English: Gold bars created by Agnico-Eagle

“Would you like a cherry on top of that, sir?”

It has emerged today that the prime minister is unable to prevent the recommendations of the Independent Parliamentary Standards Authority that MPs “Should help themselves to basically anything they want.”

Ipsa, which was set up in the aftermath of the expenses scandal, says that the only way to stop MPs stealing public money, is to give them a whopping 15% pay-hike, taking a backbencher’s salary to nearly £75k.

David Cameron has strongly criticised the rise in salaries, on the grounds that he had been hoping the public might forget just what greedy shits MPs are.

He is expected to say today, however, that despite being the most powerful man in the country, he can’t do anything about it.

A No. 10 spokesman said “Obviously the prime minister is wholly against this recommendation, in these times of austerity. Wholly against it.

“But unfortunately he will be completely unable to prevent people – many of whom quite coincidentally happen to be his friends – from getting huge amounts of money, while the rest of you eat grass in your unsightly hovels.

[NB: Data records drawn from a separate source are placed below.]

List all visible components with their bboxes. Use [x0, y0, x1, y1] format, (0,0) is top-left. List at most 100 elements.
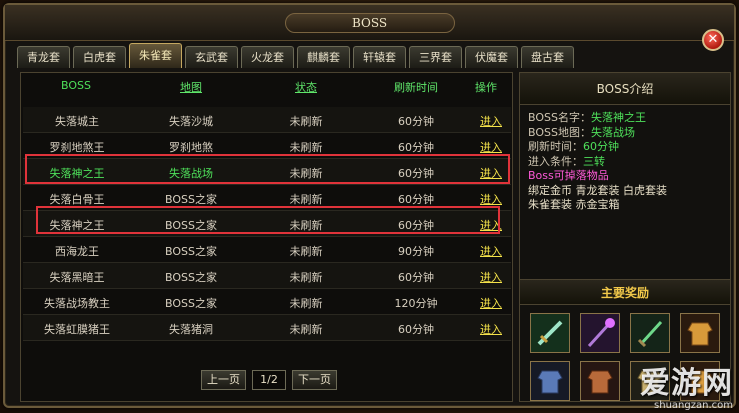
tab-fumo[interactable]: 伏魔套	[465, 46, 518, 68]
enter-link[interactable]: 进入	[473, 321, 509, 337]
window-title: BOSS	[351, 16, 388, 30]
boss-refresh: 60分钟	[398, 115, 434, 128]
info-title: BOSS介绍	[520, 73, 730, 105]
table-row[interactable]: 失落神之王 BOSS之家 未刷新 60分钟 进入	[23, 211, 511, 237]
boss-list-panel: BOSS 地图 状态 刷新时间 操作 失落城主 失落沙城 未刷新 60分钟 进入…	[20, 72, 513, 402]
tab-huolong[interactable]: 火龙套	[241, 46, 294, 68]
drop-title: Boss可掉落物品	[528, 169, 609, 182]
table-row-selected[interactable]: 失落神之王 失落战场 未刷新 60分钟 进入	[23, 159, 511, 185]
boss-window: BOSS ✕ 青龙套 白虎套 朱雀套 玄武套 火龙套 麒麟套 轩辕套 三界套 伏…	[3, 3, 736, 408]
boss-map: BOSS之家	[165, 271, 217, 284]
header-map[interactable]: 地图	[131, 79, 251, 97]
tab-zhuque[interactable]: 朱雀套	[129, 43, 182, 68]
tab-pangu[interactable]: 盘古套	[521, 46, 574, 68]
reward-slot[interactable]	[580, 313, 620, 353]
enter-link[interactable]: 进入	[473, 165, 509, 181]
tab-xuanwu[interactable]: 玄武套	[185, 46, 238, 68]
boss-map: BOSS之家	[165, 193, 217, 206]
boss-refresh: 90分钟	[398, 245, 434, 258]
blade-icon	[631, 314, 669, 352]
boss-info-panel: BOSS介绍 BOSS名字：失落神之王 BOSS地图：失落战场 刷新时间：60分…	[519, 72, 731, 402]
header-boss: BOSS	[61, 79, 91, 92]
boss-name: 失落神之王	[49, 219, 105, 232]
boss-name: 失落战场教主	[44, 297, 110, 310]
armor-icon	[681, 314, 719, 352]
reward-grid	[530, 313, 720, 401]
boss-status: 未刷新	[289, 323, 323, 336]
page-indicator: 1/2	[252, 370, 286, 390]
title-bar[interactable]: BOSS	[5, 5, 734, 41]
boss-refresh: 120分钟	[394, 297, 438, 310]
pagination: 上一页 1/2 下一页	[201, 370, 337, 390]
enter-link[interactable]: 进入	[473, 139, 509, 155]
boss-name: 失落神之王	[49, 167, 105, 180]
boss-refresh: 60分钟	[398, 167, 434, 180]
info-boss-name: BOSS名字：失落神之王	[528, 111, 646, 124]
boss-refresh: 60分钟	[398, 141, 434, 154]
boss-status: 未刷新	[289, 193, 323, 206]
table-row[interactable]: 失落黑暗王 BOSS之家 未刷新 60分钟 进入	[23, 263, 511, 289]
drop-items-line: 朱雀套装 赤金宝箱	[528, 198, 620, 211]
boss-name: 西海龙王	[55, 245, 99, 258]
boss-map: 罗刹地煞	[169, 141, 213, 154]
table-row[interactable]: 失落白骨王 BOSS之家 未刷新 60分钟 进入	[23, 185, 511, 211]
armor-icon	[681, 362, 719, 400]
table-row[interactable]: 西海龙王 BOSS之家 未刷新 90分钟 进入	[23, 237, 511, 263]
table-row[interactable]: 罗刹地煞王 罗刹地煞 未刷新 60分钟 进入	[23, 133, 511, 159]
armor-icon	[581, 362, 619, 400]
set-tabs: 青龙套 白虎套 朱雀套 玄武套 火龙套 麒麟套 轩辕套 三界套 伏魔套 盘古套	[17, 43, 574, 68]
tab-xuanyuan[interactable]: 轩辕套	[353, 46, 406, 68]
reward-slot[interactable]	[680, 361, 720, 401]
boss-map: 失落战场	[169, 167, 213, 180]
header-status[interactable]: 状态	[251, 79, 361, 97]
tab-sanjie[interactable]: 三界套	[409, 46, 462, 68]
next-page-button[interactable]: 下一页	[292, 370, 337, 390]
close-icon: ✕	[707, 32, 719, 47]
enter-link[interactable]: 进入	[473, 191, 509, 207]
info-body: BOSS名字：失落神之王 BOSS地图：失落战场 刷新时间：60分钟 进入条件：…	[520, 105, 730, 219]
reward-slot[interactable]	[530, 361, 570, 401]
table-row[interactable]: 失落战场教主 BOSS之家 未刷新 120分钟 进入	[23, 289, 511, 315]
tab-qinglong[interactable]: 青龙套	[17, 46, 70, 68]
header-operation: 操作	[475, 81, 497, 94]
enter-link[interactable]: 进入	[473, 269, 509, 285]
tab-qilin[interactable]: 麒麟套	[297, 46, 350, 68]
boss-refresh: 60分钟	[398, 323, 434, 336]
enter-link[interactable]: 进入	[473, 295, 509, 311]
boss-name: 失落城主	[55, 115, 99, 128]
boss-status: 未刷新	[289, 115, 323, 128]
sword-icon	[531, 314, 569, 352]
table-row[interactable]: 失落虹膜猪王 失落猪洞 未刷新 60分钟 进入	[23, 315, 511, 341]
close-button[interactable]: ✕	[702, 29, 724, 51]
boss-status: 未刷新	[289, 167, 323, 180]
table-row[interactable]: 失落城主 失落沙城 未刷新 60分钟 进入	[23, 107, 511, 133]
reward-slot[interactable]	[680, 313, 720, 353]
info-entry-condition: 进入条件：三转	[528, 154, 605, 168]
boss-status: 未刷新	[289, 245, 323, 258]
header-refresh-time: 刷新时间	[394, 81, 438, 94]
reward-slot[interactable]	[630, 361, 670, 401]
boss-refresh: 60分钟	[398, 193, 434, 206]
info-boss-map: BOSS地图：失落战场	[528, 125, 635, 139]
reward-slot[interactable]	[530, 313, 570, 353]
armor-icon	[531, 362, 569, 400]
boss-name: 失落白骨王	[49, 193, 105, 206]
enter-link[interactable]: 进入	[473, 217, 509, 233]
boss-map: 失落猪洞	[169, 323, 213, 336]
reward-title: 主要奖励	[520, 279, 730, 305]
boss-map: BOSS之家	[165, 219, 217, 232]
reward-slot[interactable]	[580, 361, 620, 401]
boss-status: 未刷新	[289, 297, 323, 310]
drop-items-line: 绑定金币 青龙套装 白虎套装	[528, 183, 667, 197]
prev-page-button[interactable]: 上一页	[201, 370, 246, 390]
boss-refresh: 60分钟	[398, 271, 434, 284]
boss-status: 未刷新	[289, 271, 323, 284]
boss-refresh: 60分钟	[398, 219, 434, 232]
boss-map: 失落沙城	[169, 115, 213, 128]
tab-baihu[interactable]: 白虎套	[73, 46, 126, 68]
enter-link[interactable]: 进入	[473, 243, 509, 259]
reward-slot[interactable]	[630, 313, 670, 353]
boss-rows: 失落城主 失落沙城 未刷新 60分钟 进入 罗刹地煞王 罗刹地煞 未刷新 60分…	[23, 107, 511, 341]
enter-link[interactable]: 进入	[473, 113, 509, 129]
boss-name: 失落黑暗王	[49, 271, 105, 284]
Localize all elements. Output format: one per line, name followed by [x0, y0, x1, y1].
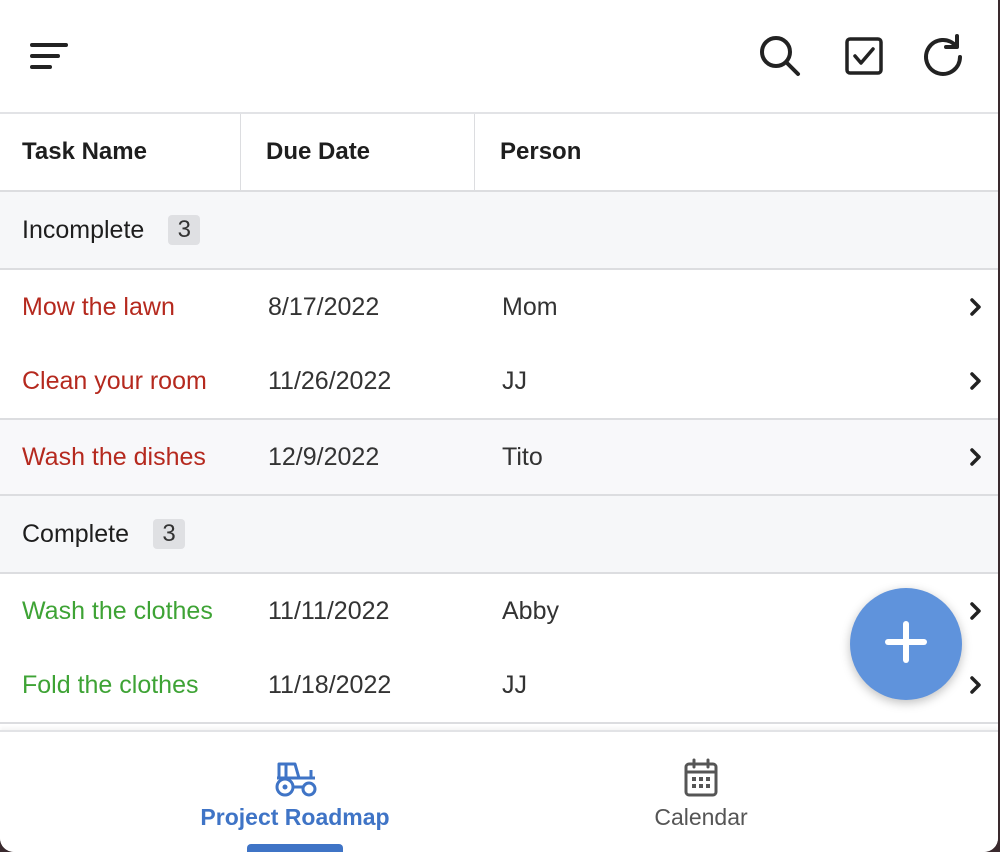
table-row[interactable]: Wash the dishes 12/9/2022 Tito	[0, 420, 998, 496]
chevron-right-icon[interactable]	[968, 344, 984, 418]
search-icon[interactable]	[752, 28, 808, 84]
column-header-due-date[interactable]: Due Date	[266, 114, 370, 190]
due-date: 11/26/2022	[268, 366, 392, 395]
chevron-right-icon[interactable]	[968, 574, 984, 648]
task-name: Wash the dishes	[22, 442, 206, 471]
chevron-right-icon[interactable]	[968, 420, 984, 494]
person: Mom	[502, 292, 558, 321]
due-date: 8/17/2022	[268, 292, 380, 321]
table-row[interactable]: Clean your room 11/26/2022 JJ	[0, 344, 998, 420]
top-toolbar	[0, 0, 998, 114]
nav-label: Calendar	[654, 804, 748, 830]
nav-item-project-roadmap[interactable]: Project Roadmap	[170, 732, 420, 852]
app-window: Task Name Due Date Person Incomplete 3 M…	[0, 0, 998, 852]
group-label: Complete	[22, 519, 129, 548]
group-label: Incomplete	[22, 215, 145, 244]
chevron-right-icon[interactable]	[968, 270, 984, 344]
due-date: 11/18/2022	[268, 670, 392, 699]
due-date: 12/9/2022	[268, 442, 380, 471]
task-name: Wash the clothes	[22, 596, 213, 625]
nav-item-calendar[interactable]: Calendar	[576, 732, 826, 852]
count-badge: 3	[168, 215, 201, 245]
tractor-icon	[170, 758, 420, 798]
calendar-icon	[576, 758, 826, 798]
due-date: 11/11/2022	[268, 596, 390, 625]
person: Tito	[502, 442, 543, 471]
menu-icon[interactable]	[21, 28, 77, 84]
task-name: Fold the clothes	[22, 670, 199, 699]
group-header-complete[interactable]: Complete 3	[0, 496, 998, 574]
chevron-right-icon[interactable]	[968, 648, 984, 722]
column-header-task-name[interactable]: Task Name	[22, 114, 147, 190]
person: JJ	[502, 366, 527, 395]
column-header-person[interactable]: Person	[500, 114, 581, 190]
count-badge: 3	[153, 519, 185, 549]
table-row[interactable]: Wash the clothes 11/11/2022 Abby	[0, 574, 998, 650]
column-divider[interactable]	[474, 114, 475, 190]
column-divider[interactable]	[240, 114, 241, 190]
bottom-navigation: Project Roadmap Calendar	[0, 730, 998, 852]
task-name: Mow the lawn	[22, 292, 175, 321]
checkbox-icon[interactable]	[836, 28, 892, 84]
nav-label: Project Roadmap	[200, 804, 390, 830]
person: Abby	[502, 596, 559, 625]
person: JJ	[502, 670, 527, 699]
active-tab-indicator	[247, 844, 343, 852]
table-header: Task Name Due Date Person	[0, 114, 998, 192]
plus-icon	[884, 620, 928, 669]
task-name: Clean your room	[22, 366, 207, 395]
refresh-icon[interactable]	[915, 28, 971, 84]
table-row[interactable]: Fold the clothes 11/18/2022 JJ	[0, 648, 998, 724]
add-task-button[interactable]	[850, 588, 962, 700]
table-row[interactable]: Mow the lawn 8/17/2022 Mom	[0, 270, 998, 346]
group-header-incomplete[interactable]: Incomplete 3	[0, 192, 998, 270]
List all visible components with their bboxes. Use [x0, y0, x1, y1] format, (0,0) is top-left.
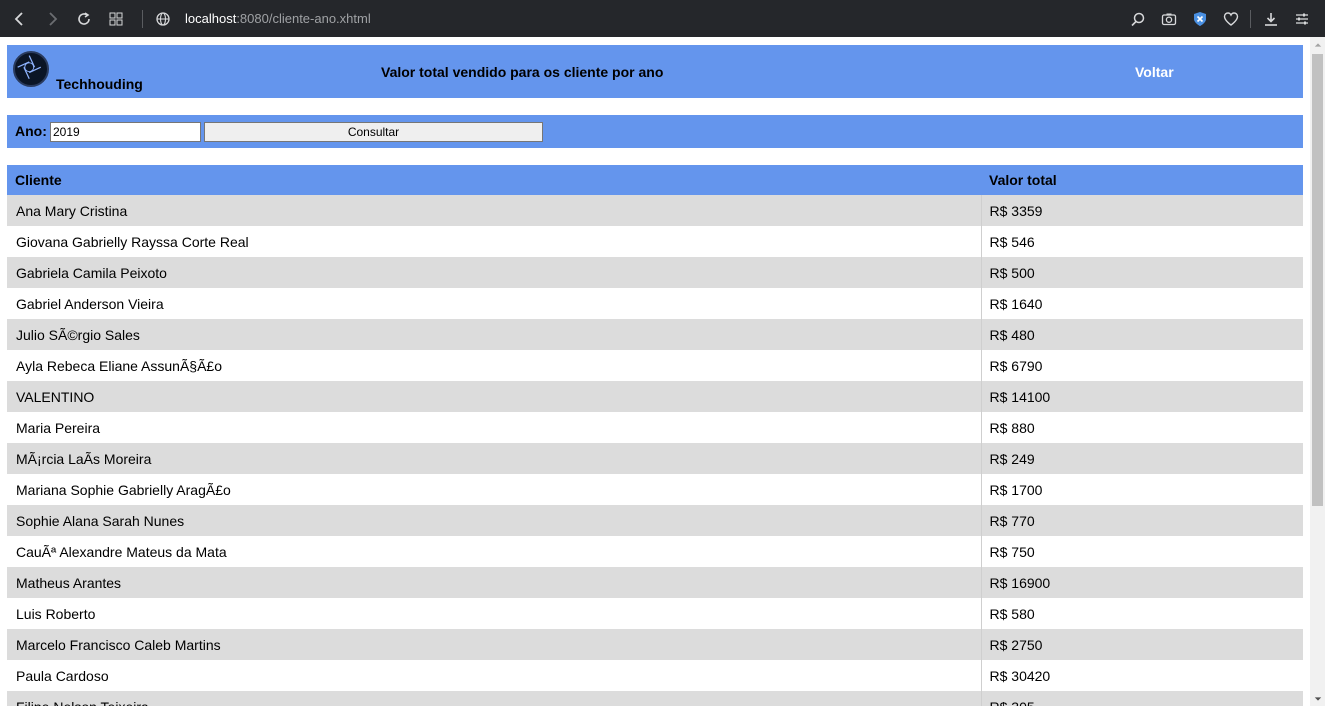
client-name-cell: Matheus Arantes: [7, 567, 981, 598]
page-title: Valor total vendido para os cliente por …: [381, 64, 664, 80]
page-viewport: Techhouding Valor total vendido para os …: [0, 37, 1310, 706]
table-row: Sophie Alana Sarah Nunes R$ 770: [7, 505, 1303, 536]
total-value-cell: R$ 770: [980, 505, 1303, 536]
total-value-cell: R$ 16900: [980, 567, 1303, 598]
year-filter-form: Ano: Consultar: [7, 115, 1303, 148]
total-value-cell: R$ 1640: [980, 288, 1303, 319]
back-link[interactable]: Voltar: [1135, 64, 1174, 80]
client-name-cell: Paula Cardoso: [7, 660, 981, 691]
table-row: MÃ¡rcia LaÃ­s Moreira R$ 249: [7, 443, 1303, 474]
total-value-cell: R$ 546: [980, 226, 1303, 257]
consult-button[interactable]: Consultar: [204, 122, 543, 142]
client-name-cell: Gabriela Camila Peixoto: [7, 257, 981, 288]
scroll-down-arrow-icon[interactable]: [1310, 691, 1325, 706]
heart-icon[interactable]: [1215, 0, 1246, 37]
total-value-cell: R$ 30420: [980, 660, 1303, 691]
client-name-cell: Gabriel Anderson Vieira: [7, 288, 981, 319]
page-header: Techhouding Valor total vendido para os …: [7, 45, 1303, 98]
vertical-scrollbar[interactable]: [1310, 37, 1325, 706]
scrollbar-thumb[interactable]: [1312, 54, 1323, 506]
table-row: Gabriel Anderson Vieira R$ 1640: [7, 288, 1303, 319]
client-name-cell: Sophie Alana Sarah Nunes: [7, 505, 981, 536]
total-value-cell: R$ 2750: [980, 629, 1303, 660]
address-bar[interactable]: localhost:8080/cliente-ano.xhtml: [153, 0, 371, 37]
forward-arrow-icon[interactable]: [36, 0, 68, 37]
table-row: Filipe Nelson TeixeiraR$ 305: [7, 691, 1303, 706]
url-host: localhost: [185, 11, 237, 26]
year-label: Ano:: [15, 123, 47, 139]
back-arrow-icon[interactable]: [4, 0, 36, 37]
client-name-cell: CauÃª Alexandre Mateus da Mata: [7, 536, 981, 567]
client-name-cell: Filipe Nelson Teixeira: [7, 691, 981, 706]
toolbar-divider: [142, 9, 143, 28]
total-value-cell: R$ 500: [980, 257, 1303, 288]
client-name-cell: VALENTINO: [7, 381, 981, 412]
scroll-up-arrow-icon[interactable]: [1310, 37, 1325, 52]
table-row: Matheus Arantes R$ 16900: [7, 567, 1303, 598]
client-name-cell: Julio SÃ©rgio Sales: [7, 319, 981, 350]
total-value-cell: R$ 1700: [980, 474, 1303, 505]
browser-toolbar: localhost:8080/cliente-ano.xhtml: [0, 0, 1325, 37]
total-value-cell: R$ 249: [980, 443, 1303, 474]
zoom-search-icon[interactable]: [1122, 0, 1153, 37]
client-name-cell: Mariana Sophie Gabrielly AragÃ£o: [7, 474, 981, 505]
client-name-cell: Maria Pereira: [7, 412, 981, 443]
table-row: VALENTINO R$ 14100: [7, 381, 1303, 412]
reload-icon[interactable]: [68, 0, 100, 37]
total-value-cell: R$ 305: [980, 691, 1303, 706]
client-name-cell: Giovana Gabrielly Rayssa Corte Real: [7, 226, 981, 257]
shield-icon[interactable]: [1184, 0, 1215, 37]
table-row: Paula Cardoso R$ 30420: [7, 660, 1303, 691]
settings-sliders-icon[interactable]: [1286, 0, 1317, 37]
techhouding-logo: [13, 51, 49, 87]
total-value-cell: R$ 14100: [980, 381, 1303, 412]
globe-icon: [153, 0, 173, 37]
url-path: :8080/cliente-ano.xhtml: [236, 11, 371, 26]
client-name-cell: Ayla Rebeca Eliane AssunÃ§Ã£o: [7, 350, 981, 381]
table-row: CauÃª Alexandre Mateus da Mata R$ 750: [7, 536, 1303, 567]
table-row: Julio SÃ©rgio Sales R$ 480: [7, 319, 1303, 350]
client-name-cell: Marcelo Francisco Caleb Martins: [7, 629, 981, 660]
client-name-cell: Ana Mary Cristina: [7, 195, 981, 226]
table-row: Ana Mary Cristina R$ 3359: [7, 195, 1303, 226]
table-row: Maria Pereira R$ 880: [7, 412, 1303, 443]
url-text: localhost:8080/cliente-ano.xhtml: [185, 11, 371, 26]
download-icon[interactable]: [1255, 0, 1286, 37]
tabs-grid-icon[interactable]: [100, 0, 132, 37]
table-header-row: Cliente Valor total: [7, 165, 1303, 195]
total-value-cell: R$ 880: [980, 412, 1303, 443]
camera-icon[interactable]: [1153, 0, 1184, 37]
year-input[interactable]: [50, 122, 201, 142]
table-row: Giovana Gabrielly Rayssa Corte Real R$ 54…: [7, 226, 1303, 257]
table-row: Ayla Rebeca Eliane AssunÃ§Ã£o R$ 6790: [7, 350, 1303, 381]
table-row: Marcelo Francisco Caleb Martins R$ 2750: [7, 629, 1303, 660]
toolbar-divider-right: [1250, 9, 1251, 28]
table-row: Luis Roberto R$ 580: [7, 598, 1303, 629]
total-value-cell: R$ 480: [980, 319, 1303, 350]
table-row: Mariana Sophie Gabrielly AragÃ£o R$ 1700: [7, 474, 1303, 505]
total-value-cell: R$ 750: [980, 536, 1303, 567]
client-name-cell: MÃ¡rcia LaÃ­s Moreira: [7, 443, 981, 474]
column-header-client: Cliente: [7, 165, 981, 195]
brand-name: Techhouding: [56, 76, 143, 92]
client-totals-table: Cliente Valor total Ana Mary Cristina R$ …: [7, 165, 1303, 706]
client-name-cell: Luis Roberto: [7, 598, 981, 629]
total-value-cell: R$ 6790: [980, 350, 1303, 381]
table-row: Gabriela Camila Peixoto R$ 500: [7, 257, 1303, 288]
column-header-total: Valor total: [981, 165, 1303, 195]
table-body: Ana Mary Cristina R$ 3359 Giovana Gabriell…: [7, 195, 1303, 706]
total-value-cell: R$ 3359: [980, 195, 1303, 226]
total-value-cell: R$ 580: [980, 598, 1303, 629]
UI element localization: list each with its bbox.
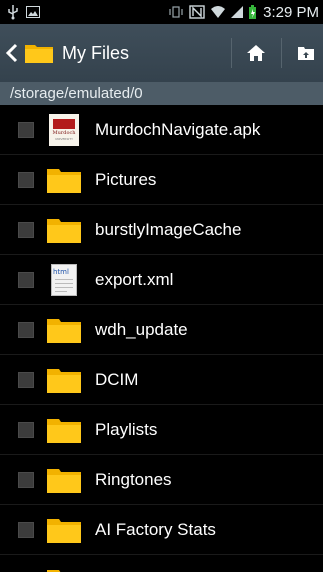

“He’s sorry, but his hands are tied. With a beautiful ceremonial rope spun from pure gold.”

Professor Hamish McEyebrau, head of politics at the Slough School of Sheep-shearing, said “Ipsa had YouGov conduct an anonymous survey of MPs, which revealed that they wanted a lot more money. So they’re going to recommend they get it.

“It’s sort of like the police catching a gang of bank robbers, then offering to pay for a getaway cab, and carrying the moneyfor them.”

Tory MP Sir Mike Hunt said “If you compare us to brain surgeons, Saudi royals and elite rockstars, you will find that we are still hugely underpaid. When is this country going to wake up and realise that ownership of a gold-plated duck house is a vital necessity for enhancing one’s ability to provide good governance?”